Life

Nuclear is a great and terrible power

Billy Foley

Billy Foley

Billy has almost 30 years’ experience in journalism after leaving DCU with a BAJ. He has worked at the Irish Independent, Evening Herald and Sunday Independent in Dublin, the Cork-based Evening Echo and the New Zealand Herald. He joined the Irish News in 2000, working as a reporter and then Deputy News Editor. He has been News Editor since 2007

Billy Foley
Billy Foley Billy Foley

Britain’s Nuclear Secrets: Inside Sellafield, BBC 4, Monday

Running an energy programme is just like running the government – it’s impossible to be the good guy.

Opposition in politics and opposition to every type of energy generation which can be proven to be bad for us is a comfortable position.

Opposition politicians can recommend the state spends money on every cause without ever having to raise taxes or cut elsewhere.

While environmentalists and NIMBYists can demonstrate against fracking, nuclear power, fossil fuels and even wind without ever having to consider the consequences of a blackout.

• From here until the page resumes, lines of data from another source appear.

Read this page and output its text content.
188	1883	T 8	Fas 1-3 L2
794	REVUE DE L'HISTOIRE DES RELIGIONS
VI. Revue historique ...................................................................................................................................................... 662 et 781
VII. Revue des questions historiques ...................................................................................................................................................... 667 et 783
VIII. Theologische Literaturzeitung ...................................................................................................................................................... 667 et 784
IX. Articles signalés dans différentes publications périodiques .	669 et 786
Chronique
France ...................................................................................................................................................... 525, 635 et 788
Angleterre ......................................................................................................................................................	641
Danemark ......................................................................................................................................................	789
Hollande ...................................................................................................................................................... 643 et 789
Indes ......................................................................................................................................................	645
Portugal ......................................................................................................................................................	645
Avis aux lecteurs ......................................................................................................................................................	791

Essentially all power production has negative effects. Oil, coal, gas and peat produce carbon dioxide which causes global warming.

Nuclear power leaves hideous waste behind for millennium and can be catastrophic if there is an accident. Wind looked like it was a great bet until we discovered it’s really expensive, noisy and people don’t like it anywhere near them.

Fracking, which releases gas trapped in rock, has dramatically dropped the price in America but gives concern about what it might do to the quality of our water and whether it may cause earthquakes.

The other consideration of a government keen to keep the lights on is continuation of supply. Oil can fluctuate greatly in price because of the cartel that sells it and the speculators who bet on it.

Gas looks better, except when it comes from Russia which sometimes likes to turn the taps off to make a political point.

It’s another reason why fracking is a game changer in the US, because the world’s largest economy is now self-sufficient in energy.

Britain has struggled with this problem since the end of the era of coal and nuclear in the 1980s and has yet to find a solution.

BBC 4’s new nuclear series isn’t specifically about how we power the future but is an unavoidable consideration of every programme.

Nuclear physicist Jim Al-Khalili began the series with a trip to Sellafield in a week the world commemorated the 70th anniversaries of Hiroshima and Nagasaki and also as Japan restarted its nuclear programmes four-years after a tsunami caused a reactor to explode.

Sellafield is special to us for two reasons. Firstly because it is so close to Ireland and secondly because it houses hundreds of tonnes of spent fuel rods from all Britain’s reactors in the 1980s and is also the site of the THORP reprocessing plant which is taking in nuclear waste from all over the world.

There were times when there was a bit too much complex physics in ‘Inside Sellafield,’ but this is an important programme.

Nuclear has so much going for it. It has security of supply, it’s cheap and it could end global warming but when Dr Al-Khalili showed us the sheer scale of the nuclear residue which would be dangerous for another 20 generations, you shivered.

Who’d want to be in government and make that decision?

***

Christian Louboutin: The World’s Most Famous Shoes, Channel 4, Tuesday at 9pm

It’s a name most husbands fear – Louboutin and his famous red soles.

He’s feared because his shoes cost from £600 and up and every woman who’s ever dreamed of the little Carrie Bradshaw inside her wants a pair.

As it turns out I liked Louboutin. He’s not at all the prancing diva I had imagined.

Perhaps I’ve been taken in by him, but he was convincing as a guy who realised that what he was doing didn’t hold a huge amount of significance, but he was good at it and enjoyed it.

``I think I make a very useless work and I am proud of it,'' he says.